Real-time 3-D modeling of the ground electric field due to space weather
events. A concept and its validation
Abstract
We present a methodology that allows researchers to simulate in real
time the spatiotemporal dynamics of the ground electric field (GEF) in a
given 3-D conductivity model of the Earth based on continuously
augmented data on the spatiotemporal evolution of the inducing source.
The formalism relies on the factorization of the source by spatial modes
and time series of respective expansion coefficients and exploits
precomputed frequency-domain GEF generated by corresponding spatial
modes.
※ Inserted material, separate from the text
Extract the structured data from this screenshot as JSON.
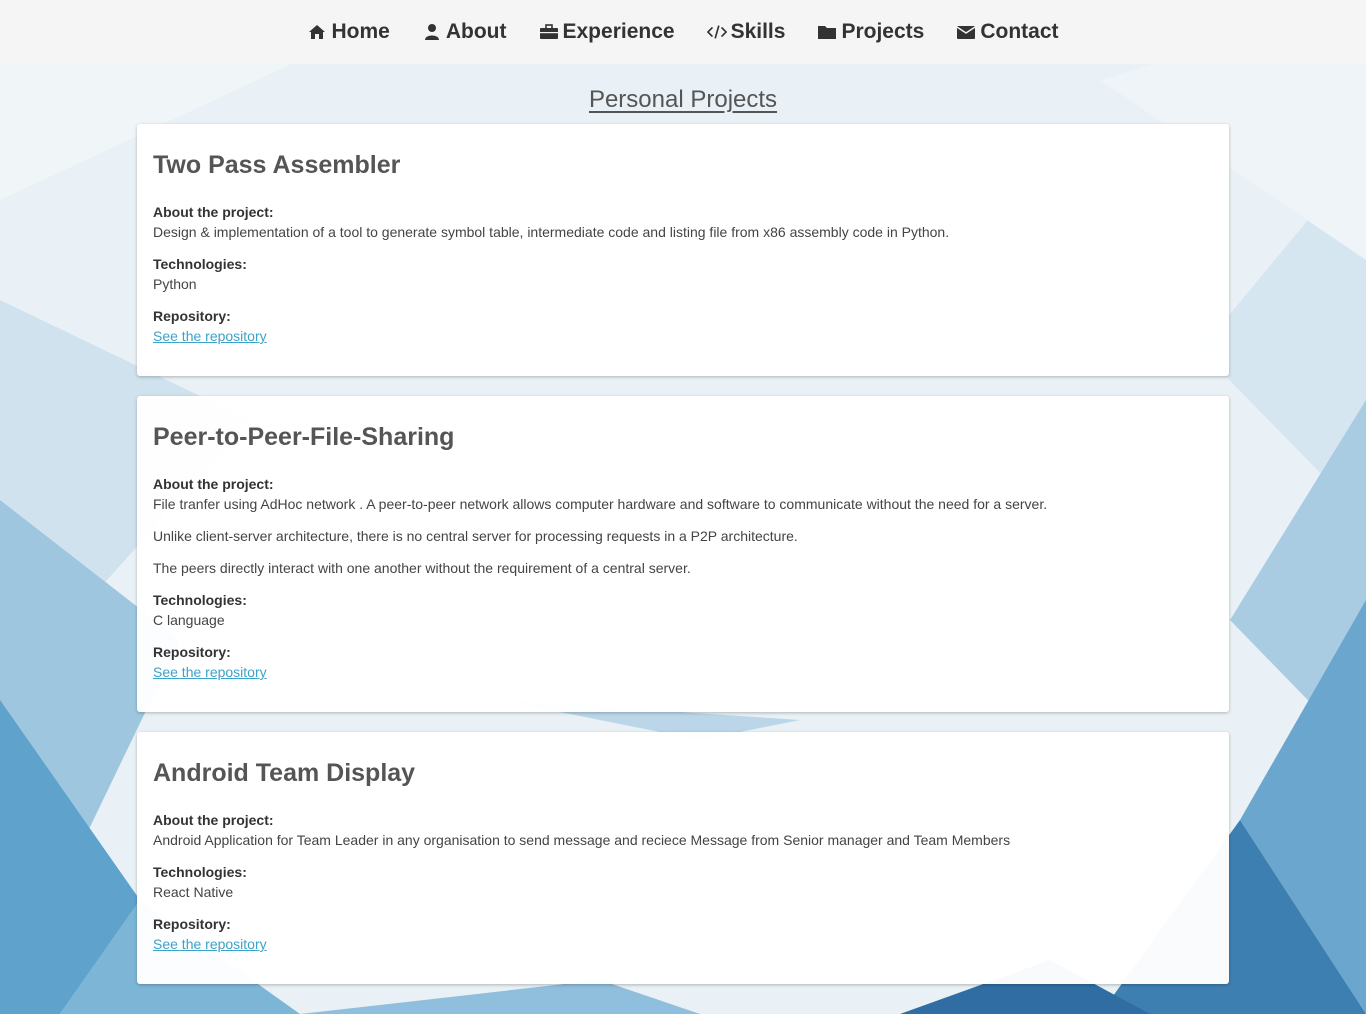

To validate the formalism, we invoke a high-resolution 3-D
conductivity model of Fennoscandia and consider a realistic source built
using the Spherical Elementary Current Systems (SECS) method as applied
to magnetic field data from the IMAGE network of observations. The
factorization of the SECS-recovered source is then performed using the
principal component analysis. Eventually, we show that the GEF
computation at a given time instant on a 512 x 512 grid requires less
than 0.025 seconds provided that frequency-domain GEF due to
pre-selected spatial modes are computed in advance. Taking the 7-8
September 2017 geomagnetic storm as a space weather event, we show that
real-time high-resolution 3-D modeling of the GEF is feasible. This
opens a practical opportunity for GEF (and eventually geomagnetically
induced currents) nowcasting and forecasting.